Modern Turkey and the modern Balkans are peers, so to speak – twins. Turkey as it is today and the Balkans as we see it, were born at the same historical moment, in the years immediately after the First World War. Then the true closeness of Turkey and the Balkans was conceived, something more than friendship, perhaps even a real brotherhood. A relationship was conceived between them that had not existed for centuries before, even though they formed the same state – the Ottoman Empire.
Mustafa Kemal Pasha Ataturk, whom we especially remember these days, when the Turkey is celebrating 100 years of parliamentarism, has not only transformed Turkey. Part of his historical grandeur is that he has contributed to the transformation of the entire Balkans. What connected this great man and his great contemporaries in the Balkan Peninsula? What led these great men when they managed to bring Turkey and the Balkans together so much at one point, that after centuries of living in domination and subordination, they became true brothers, whose ties have not weakened after a hundred years?
History has arranged that in Turkey and the Balkans, at the beginning of the 20th century, appeared people who looked far into the future. They saw it just as it is today. It is a vision of open societies, ready to move forward, accepting positive influences from others. It is an awareness that we must constantly change if we are to remain who we are. It is the idea that neighbors are not a threat but a blessing of friendship and support.
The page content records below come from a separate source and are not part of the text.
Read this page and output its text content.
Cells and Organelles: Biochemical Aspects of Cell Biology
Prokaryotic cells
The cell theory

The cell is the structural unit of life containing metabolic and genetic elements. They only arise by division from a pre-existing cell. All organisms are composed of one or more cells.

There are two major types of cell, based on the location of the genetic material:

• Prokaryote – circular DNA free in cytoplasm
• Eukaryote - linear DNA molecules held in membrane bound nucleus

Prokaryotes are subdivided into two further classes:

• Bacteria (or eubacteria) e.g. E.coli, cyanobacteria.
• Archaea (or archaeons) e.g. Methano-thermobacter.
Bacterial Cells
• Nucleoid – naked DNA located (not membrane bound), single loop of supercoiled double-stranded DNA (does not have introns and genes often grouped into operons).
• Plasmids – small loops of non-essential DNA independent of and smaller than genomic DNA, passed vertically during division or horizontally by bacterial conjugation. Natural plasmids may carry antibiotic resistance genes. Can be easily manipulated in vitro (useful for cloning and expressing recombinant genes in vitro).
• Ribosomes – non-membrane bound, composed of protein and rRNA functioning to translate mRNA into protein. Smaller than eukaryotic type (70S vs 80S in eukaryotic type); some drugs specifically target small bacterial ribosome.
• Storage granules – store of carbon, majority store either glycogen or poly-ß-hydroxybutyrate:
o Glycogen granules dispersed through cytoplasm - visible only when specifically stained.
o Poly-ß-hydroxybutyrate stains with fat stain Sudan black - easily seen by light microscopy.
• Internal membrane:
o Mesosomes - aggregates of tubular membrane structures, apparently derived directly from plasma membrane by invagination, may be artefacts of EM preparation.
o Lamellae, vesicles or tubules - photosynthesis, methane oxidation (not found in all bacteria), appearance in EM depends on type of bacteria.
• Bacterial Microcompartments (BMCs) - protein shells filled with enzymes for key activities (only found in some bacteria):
By changing Turkey, Kemal Pasha changed the Balkans as well. The question is whether the Balkan visionaries of the early 20th century would have succeeded in emancipating and unifying their living space through the idea of community, had they not had enormous inspiration and role model in Turkey and its leader. The power and vision that Ataturk was using to change his country had echoed in the Balkans, where by then the tribes in war had stepped forward, reached out to each other and set out together to modernize their common habitat, bringing it closer to the developed societies of Europe and the world. In this joint step, as in the ballet “pas de deux”, the friendship of Turkey and the Balkans began, which was still close in Ataturk’s years, as a meeting of two twins, separated by life and brought together again.
„This attitude was personalized by the personalities of Ataturk and the first Yugoslav king Aleksandar, who did not spare words of respect and friendship for one another. Both were military leaders, they knew full well what the horrors of war meant, and they were given the opportunity to lead their nations at a time when it was not at all easy. Aleksandar of Yugoslavia expressed great respect for Kemal Pasha and his vision of a new Turkey, when he refused the invitation of Western Allied powers to send his troops to Turkey in 1921 to fight Ataturk, which the Turkish leader highly appreciated. “Yugoslavia has become a very strong state in the Balkans, with the Yugoslav people giving clear evidence of their right to create such a large state. Pre-war Serbia fought heroically against Austro-Hungary with success, even when the forces were not equal”, Ataturk spoke in 1923, and Belgrade press reported.
The two countries and two leaders worked hard to strengthen the alliance, which was crowned at the beginning of 1934, with the formation of the Balkan Alliance, which included Greece and Romania in addition to Turkey and Yugoslavia. In the meantime, leaders exchanged words and gestures of friendship, and Turkey’s gift to Yugoslavia was particularly striking, a large piece of land in the residential part of Ankara, where Yugoslavia built the embassy and residence, a copy of the royal court from Belgrade. It is still the most beautiful and impressive Serbian diplomatic mission in the world today.
The departure of Aleksandar in 1934 and Kemal Pasha four years later did not mean breaking the friendship between Yugoslavia and Turkey. On the contrary. It will be shown that their vision will outlive them and oblige their successors. The leader of socialist Yugoslavia, Marshal Tito also had great sympathy for modern Turkey and its founder Ataturk. His visit to Turkey in 1954 was magnificent, the citizens of Istanbul and Ankara waved to him as he walked through the streets, and on the city palaces it said “Welcome” in Serbian! Just a year earlier, Turkey, Greece and Yugoslavia signed a strategically important friendship agreement, which was in fact a defense alliance, as it envisaged coordination of military commands. Given that both Greece and Turkey were already NATO members at the time, Yugoslavia was considered to have joined NATO de facto, although it has never formally been it’s member. Regardless of the fact that the end of the 20th century brought about the grave and bloody disintegration of the Balkan Yugoslav community, the good spirit of friendship and connection of the Balkans with Turkey was preserved, no matter which Balkan country it was. The foundation of these relationships, laid almost a century ago by Kemal Pasha, together with his Balkan partners and friends, is as solid today as it was on the first day. Serbia and Turkey are as close today as they were in the time of Aleksandar and Ataturk, their nations are sympathetic to one another, visiting more and more often, admiring the common historical heritage, but also doing business more than ever. Soon, with decisive support from Turkey, the construction of the Belgrade-Sarajevo highway will begin, which will be a symbol of new connections within the Balkans, but also a symbol of its new, strong links with Turkey. It will hold its foundations, much stronger than the concrete, a vision of community and closeness that Mustafa Kemal Pasha Ataturk had many decades ago.